Diante do acúmulo de dívidas (incluindo pagamentos por sua propriedade em Auburn), Tubman foi vítima em 1873 de um golpe envolvendo transferência de ouro. Dois homens, um chamado Stevenson e o outro John Thomas, alegaram ter em seu poder um tesouro de ouro contrabandeado da Carolina do Sul. Eles ofereceram este tesouro – que valia, disseram, cerca de 5 000 dólares – por 2 000 dólares em dinheiro. Eles insistiram que conheciam um parente de Tubman e ela os acolheu em sua casa, onde ficaram por vários dias. Ela sabia que havia brancos no Sul que enterraram bens de valor quando as forças da União ameaçaram a região, e também que homens negros eram, frequentemente, encarregados de tarefas de escavação. Assim, a situação parecia plausível, e a combinação de seus problemas financeiros e sua boa natureza a levou a concordar com o plano. Ela pediu o dinheiro emprestado de um amigo abastado chamado Anthony Shimer e combinou de receber o ouro tarde da noite. Depois que os homens haviam-na atraído para a floresta, contudo, eles atacaram-na e deixaram-na inconsciente usando clorofórmio, depois roubaram sua bolsa, amarraram-na e amordaçaram-na. Quando foi encontrada por sua família, Tubman estava atordoada e ferida, e o dinheiro fora levado.
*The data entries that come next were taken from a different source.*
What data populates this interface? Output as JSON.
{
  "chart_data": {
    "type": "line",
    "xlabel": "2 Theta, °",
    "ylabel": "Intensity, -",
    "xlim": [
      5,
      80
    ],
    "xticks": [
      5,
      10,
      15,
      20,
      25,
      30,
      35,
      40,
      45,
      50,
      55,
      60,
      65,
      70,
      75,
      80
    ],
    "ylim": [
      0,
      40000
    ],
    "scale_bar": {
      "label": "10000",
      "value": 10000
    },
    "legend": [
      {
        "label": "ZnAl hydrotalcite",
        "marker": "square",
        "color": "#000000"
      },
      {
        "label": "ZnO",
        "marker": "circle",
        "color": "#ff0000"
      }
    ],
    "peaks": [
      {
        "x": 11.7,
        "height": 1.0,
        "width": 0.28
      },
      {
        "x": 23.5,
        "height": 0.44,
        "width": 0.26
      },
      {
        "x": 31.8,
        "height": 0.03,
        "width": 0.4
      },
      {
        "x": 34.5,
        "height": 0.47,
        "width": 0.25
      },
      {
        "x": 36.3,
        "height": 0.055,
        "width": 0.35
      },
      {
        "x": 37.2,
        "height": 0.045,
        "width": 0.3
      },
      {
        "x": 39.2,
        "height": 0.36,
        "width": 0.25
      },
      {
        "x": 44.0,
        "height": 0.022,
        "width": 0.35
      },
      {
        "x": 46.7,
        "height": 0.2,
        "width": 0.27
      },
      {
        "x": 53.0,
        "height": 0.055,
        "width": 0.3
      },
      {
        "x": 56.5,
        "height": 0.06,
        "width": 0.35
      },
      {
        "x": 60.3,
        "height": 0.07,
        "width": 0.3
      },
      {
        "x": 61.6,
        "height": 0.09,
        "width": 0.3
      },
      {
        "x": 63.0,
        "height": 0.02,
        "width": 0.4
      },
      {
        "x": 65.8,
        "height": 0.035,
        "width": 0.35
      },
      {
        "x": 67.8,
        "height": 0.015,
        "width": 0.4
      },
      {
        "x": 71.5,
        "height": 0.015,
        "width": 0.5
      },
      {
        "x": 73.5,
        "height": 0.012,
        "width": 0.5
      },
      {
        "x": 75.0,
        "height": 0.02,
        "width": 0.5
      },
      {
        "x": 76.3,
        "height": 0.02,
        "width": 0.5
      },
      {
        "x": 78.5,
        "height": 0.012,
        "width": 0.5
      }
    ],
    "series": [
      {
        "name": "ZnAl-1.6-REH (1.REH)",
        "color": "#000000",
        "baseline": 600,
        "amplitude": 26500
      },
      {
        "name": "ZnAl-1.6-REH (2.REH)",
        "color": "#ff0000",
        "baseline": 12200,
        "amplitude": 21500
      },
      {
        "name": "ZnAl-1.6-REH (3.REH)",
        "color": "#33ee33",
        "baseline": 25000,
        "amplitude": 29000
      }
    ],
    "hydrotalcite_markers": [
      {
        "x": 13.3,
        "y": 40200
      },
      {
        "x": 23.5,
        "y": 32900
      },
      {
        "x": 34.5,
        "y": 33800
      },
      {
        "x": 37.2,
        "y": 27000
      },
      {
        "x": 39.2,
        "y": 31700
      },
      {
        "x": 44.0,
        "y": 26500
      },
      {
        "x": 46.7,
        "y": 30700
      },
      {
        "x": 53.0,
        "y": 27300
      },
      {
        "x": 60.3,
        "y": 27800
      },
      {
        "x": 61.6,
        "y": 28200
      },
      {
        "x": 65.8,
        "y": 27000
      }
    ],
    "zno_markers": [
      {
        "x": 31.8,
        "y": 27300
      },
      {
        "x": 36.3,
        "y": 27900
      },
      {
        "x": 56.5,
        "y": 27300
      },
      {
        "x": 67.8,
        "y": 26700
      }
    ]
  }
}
Nova Iorque respondeu com indignação ao incidente e, apesar de alguns terem criticado Tubman por sua ingenuidade, a maioria se compadeceu com suas dificuldades econômicas e criticaram duramente os vigaristas. O incidente refrescou a memória do público sobre seu serviço passado e seus problemas econômicos. Em 1874, os deputados Clinton D. MacDougall de Nova Iorque e Gerry W. Hazelton do Wisconsin introduziram um projeto de lei (H.R. 2711/3786) prevendo que Tubman fosse paga "a quantia de 2 000 dólares por serviços prestador ao Exército da União como batedora, enfermeira e espiã".[146] O projeto de lei foi derrotado no Senado.
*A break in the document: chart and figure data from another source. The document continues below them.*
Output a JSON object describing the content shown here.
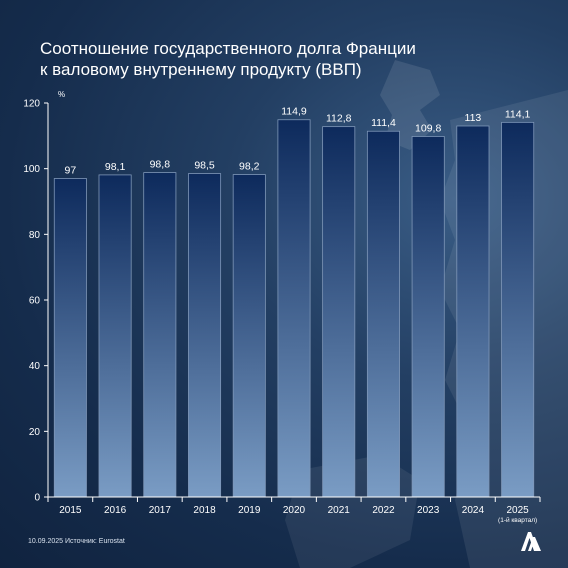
{
  "title_line1": "Соотношение государственного долга Франции",
  "title_line2": "к валовому внутреннему продукту (ВВП)",
  "footer": {
    "date": "10.09.2025",
    "source": "Источник: Eurostat"
  },
  "logo": {
    "icon": "aa-agency-logo"
  },
  "colors": {
    "background": "#1a3355",
    "bar_top": "#0d2a5c",
    "bar_bottom": "#7a9cc4",
    "text": "#ffffff"
  },
  "chart_data": {
    "type": "bar",
    "title": "Соотношение государственного долга Франции к валовому внутреннему продукту (ВВП)",
    "ylabel": "%",
    "ylim": [
      0,
      120
    ],
    "yticks": [
      0,
      20,
      40,
      60,
      80,
      100,
      120
    ],
    "grid": false,
    "categories": [
      "2015",
      "2016",
      "2017",
      "2018",
      "2019",
      "2020",
      "2021",
      "2022",
      "2023",
      "2024",
      "2025"
    ],
    "category_notes": [
      "",
      "",
      "",
      "",
      "",
      "",
      "",
      "",
      "",
      "",
      "(1-й квартал)"
    ],
    "values": [
      97,
      98.1,
      98.8,
      98.5,
      98.2,
      114.9,
      112.8,
      111.4,
      109.8,
      113,
      114.1
    ],
    "value_labels": [
      "97",
      "98,1",
      "98,8",
      "98,5",
      "98,2",
      "114,9",
      "112,8",
      "111,4",
      "109,8",
      "113",
      "114,1"
    ]
  }
}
O Dependent and Disability Pension Act de 1890 tornou Tubman eligível para uma pensão como a viúva de Nelson Davis. Depois de documentar seu casamento e o registro de serviço de seu marido a contento da Repartição de Pensões, em 1895, foi concedida a Tubman uma pensão de viúva de 8 dólares por mês, mais um montante de 500 dólares para cobrir a demora de cinco anos na aprovação de seu pedido. Em dezembro de 1897, o congressista Sereno E. Payne, de Nova Iorque, introduziu um projeto de lei para conceder a Tubman um pensão de soldado no valor de 25 dólares por mês por seu própria serviço na Guerra Civil. Embora o Congresso tenha recebido documentos e cartas que apoiavam as reivindicações de Tubman, alguns membros opuseram-se a uma mulher receber a pensão total de um soldado. Em fevereiro de 1899, o Congresso aprovou e o presidente William McKinley ratificou H.R. 4982, que aprovou um valor intermediário de 20 dólares por mês (os 8 dólares de sua pensão de viúva mais 12 dólares por seus serviços como enfermeira), mas não a reconheceu como batedora e espiã.